By-the-way, there are climate change deniers who point out that the Greenland ice sheet is actually thickening ... which they use as a 'counter-example' of warming. However, the truth is, as always, more interesting. As the Greenland ice melts around the edges, as ice tends to do, the increase precipitation (rain and snow fall) in Greenland due to the warmer average temperature deposits more ice on the top of the pile. So it is growing thicker, even as it loses mass to melting.
Back to sea level rise. So, all of Greenland equals a 6-7m rise ... this sounds bad. We can add in some more ice ... The Antarctica Peninsula ice would add in about half a metre, and this is about the same amount as all the world's glacier ice. If all the Antarctica ice were to turn to water, the whole continent becoming incontinent as it were, then you are looking at some serious changes ... about 60m in rising sea waters. However, even when you add in all the snow and ice from everywhere in the world, a melted earth, you still don't get to one hundred metres. In fact, you don't get to 90m even when you add in water expansion from temperate rise.
Seventy or so metres of sea rise sounds pretty bad, but remember the entire world has to melt to get this rise. Not a drop left in ice form. This would mean a change in temperature of plus 37oC in various places. As far as I'm aware no-one is suggesting a global temperature rise of 37oC by 2100. If that were to happen, sea level rises would not be our most compelling problem. Building extremely deep underground bunker complexes or leaving the planet would be much higher on our to do list than worrying about the lapping water around our necks.

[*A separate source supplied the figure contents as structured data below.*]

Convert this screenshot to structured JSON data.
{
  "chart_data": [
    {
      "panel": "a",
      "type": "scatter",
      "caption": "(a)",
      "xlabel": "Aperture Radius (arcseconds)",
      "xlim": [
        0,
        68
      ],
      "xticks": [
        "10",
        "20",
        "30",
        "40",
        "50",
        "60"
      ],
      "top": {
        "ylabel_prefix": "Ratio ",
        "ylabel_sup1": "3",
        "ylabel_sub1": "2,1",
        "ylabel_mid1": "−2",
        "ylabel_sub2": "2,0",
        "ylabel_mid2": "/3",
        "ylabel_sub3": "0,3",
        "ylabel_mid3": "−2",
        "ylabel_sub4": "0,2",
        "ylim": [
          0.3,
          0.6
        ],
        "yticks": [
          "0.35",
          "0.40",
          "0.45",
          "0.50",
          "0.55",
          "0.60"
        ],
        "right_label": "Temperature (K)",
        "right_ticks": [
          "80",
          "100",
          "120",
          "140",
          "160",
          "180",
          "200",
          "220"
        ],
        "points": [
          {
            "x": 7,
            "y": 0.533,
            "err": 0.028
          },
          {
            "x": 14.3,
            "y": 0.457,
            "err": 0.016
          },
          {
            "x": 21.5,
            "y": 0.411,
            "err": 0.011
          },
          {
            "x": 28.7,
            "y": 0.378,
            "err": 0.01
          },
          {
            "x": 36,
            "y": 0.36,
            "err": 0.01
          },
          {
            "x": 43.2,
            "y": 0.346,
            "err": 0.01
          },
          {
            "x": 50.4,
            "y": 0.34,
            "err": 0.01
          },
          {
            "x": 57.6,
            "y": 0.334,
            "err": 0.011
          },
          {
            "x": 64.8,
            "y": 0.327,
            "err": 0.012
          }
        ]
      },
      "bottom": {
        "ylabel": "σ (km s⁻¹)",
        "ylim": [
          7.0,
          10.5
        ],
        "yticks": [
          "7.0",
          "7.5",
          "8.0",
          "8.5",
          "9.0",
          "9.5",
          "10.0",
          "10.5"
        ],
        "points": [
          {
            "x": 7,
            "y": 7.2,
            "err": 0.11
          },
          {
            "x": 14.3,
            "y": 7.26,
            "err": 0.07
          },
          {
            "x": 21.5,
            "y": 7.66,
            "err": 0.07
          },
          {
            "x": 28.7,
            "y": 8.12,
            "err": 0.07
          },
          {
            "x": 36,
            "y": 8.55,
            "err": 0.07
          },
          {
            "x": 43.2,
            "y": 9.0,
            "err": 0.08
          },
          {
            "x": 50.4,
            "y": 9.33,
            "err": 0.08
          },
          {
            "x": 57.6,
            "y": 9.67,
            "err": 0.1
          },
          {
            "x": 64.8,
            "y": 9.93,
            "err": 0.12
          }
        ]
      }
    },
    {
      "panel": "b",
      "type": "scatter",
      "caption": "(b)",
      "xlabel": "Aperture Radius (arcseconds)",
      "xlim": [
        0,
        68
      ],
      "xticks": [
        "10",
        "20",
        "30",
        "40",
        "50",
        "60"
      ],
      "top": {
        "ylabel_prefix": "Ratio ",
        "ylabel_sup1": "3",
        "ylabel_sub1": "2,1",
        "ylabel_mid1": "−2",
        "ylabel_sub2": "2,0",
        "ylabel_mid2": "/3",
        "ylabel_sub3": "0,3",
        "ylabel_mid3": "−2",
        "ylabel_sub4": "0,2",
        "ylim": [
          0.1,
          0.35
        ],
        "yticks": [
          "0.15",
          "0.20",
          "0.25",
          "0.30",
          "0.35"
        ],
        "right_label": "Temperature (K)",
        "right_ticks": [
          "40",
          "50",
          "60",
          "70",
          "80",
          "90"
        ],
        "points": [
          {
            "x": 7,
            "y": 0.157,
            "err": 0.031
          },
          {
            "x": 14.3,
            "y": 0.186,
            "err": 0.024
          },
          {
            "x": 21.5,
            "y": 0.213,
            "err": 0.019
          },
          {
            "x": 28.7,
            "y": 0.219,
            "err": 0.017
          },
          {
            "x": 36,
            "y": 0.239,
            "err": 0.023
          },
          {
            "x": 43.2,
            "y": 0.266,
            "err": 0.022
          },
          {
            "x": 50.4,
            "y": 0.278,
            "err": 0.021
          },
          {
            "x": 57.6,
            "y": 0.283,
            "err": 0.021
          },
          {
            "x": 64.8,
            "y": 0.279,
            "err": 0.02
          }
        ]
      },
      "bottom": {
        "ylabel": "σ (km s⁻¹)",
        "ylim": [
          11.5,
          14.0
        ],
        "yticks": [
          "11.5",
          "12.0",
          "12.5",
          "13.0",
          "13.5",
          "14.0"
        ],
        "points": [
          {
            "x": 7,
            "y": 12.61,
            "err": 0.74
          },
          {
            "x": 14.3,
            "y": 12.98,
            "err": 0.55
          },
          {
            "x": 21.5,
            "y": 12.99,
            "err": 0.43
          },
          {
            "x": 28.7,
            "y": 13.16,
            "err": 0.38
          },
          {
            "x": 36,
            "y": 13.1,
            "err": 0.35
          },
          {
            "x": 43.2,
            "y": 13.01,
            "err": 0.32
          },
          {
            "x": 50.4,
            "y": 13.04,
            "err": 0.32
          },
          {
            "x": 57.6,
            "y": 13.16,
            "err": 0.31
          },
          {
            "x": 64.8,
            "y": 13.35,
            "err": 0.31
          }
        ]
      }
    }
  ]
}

The actual scientific figures out there estimate a global sea level rise of between 0.1mm (one tenth of a millimeter) to 0.95mm (just under 10 centimetres) a year until 2100 (By scientific I mean from places like the Max Plank Institute and the IPCC (Intergovernmental Panel on Climate Change)). This means that we have a predicted average sea level rise of up-to-a-metre in the next century, but probably less, assuming change continues as predicted. This is 1% or less of the 100m 'prediction' I have been seeing splashed around lately. By the way, the key phrase there is 'average rise' ... individual results may vary.
The odd thing is, a 1m or even half metre sea-level change will have massive consequences ... higher waves, higher flood waters, costal erosion ... but for some reason no one wants to say 'one metre' or 'half-a-metre' or even 'up to a metre' ... it sounds too small. Too tiny to be frightening. So radio, web and TV experts just seem to make up numbers, scary numbers, as it sounds and looks better. Five meters, 10, 25, 50 100, and even 300m ... For example, there's a Google Earth add-on that allows you to change the sea level ... but adding 0.5m to the program changes nothing as the resolution is too small. Instead you are encouraged to enter 50m or 100m to simulate the sea level changes from global warming (indeed there is a popular website of showing generated world maps showing 100m sea level rise), and when you do massive changes occur, but the problem is these numbers are made up. The only basis for entering such large changes is to see large changes on the map ... there's no science behind those numbers, and there's just not enough water out there.
As a contrast, at the end of the last ice age the change is sea levels was about 120m. There was a lot more ice on the planet then (about three times as much as today) and while various kid's films may suggest the melting happened in a hurry, it was a slow change of several thousands of years. This means we currently have media climate 'experts' telling us to expect a change nearly as dramatic as the end of the last ice age to occur thirty times as fast as it did then.... And no-one questions these experts, because to do so is to be labeled a horrid denier of global warming and worse than (insert enemy of the month here). Once these exaggerated figures get out into the public domain they are slavishly copied and repeated without checking.
Don't get me wrong here, I'm not a climate change denier. I'm not saying sea levels are not rising. I'm not saying that even a less-than-half-a-metre change isn't going to have terrible consequencess. I'm not saying something dramatic couldn't happen ... such as a large chunk of the Western Antarctic ice sliding into the water and raising sea levels several metres. I'm just saying that anyone who tells you that the sea level is going to rise 100m in the next century is talking bollocks ... complete and utter, unsubstantiated bollocks.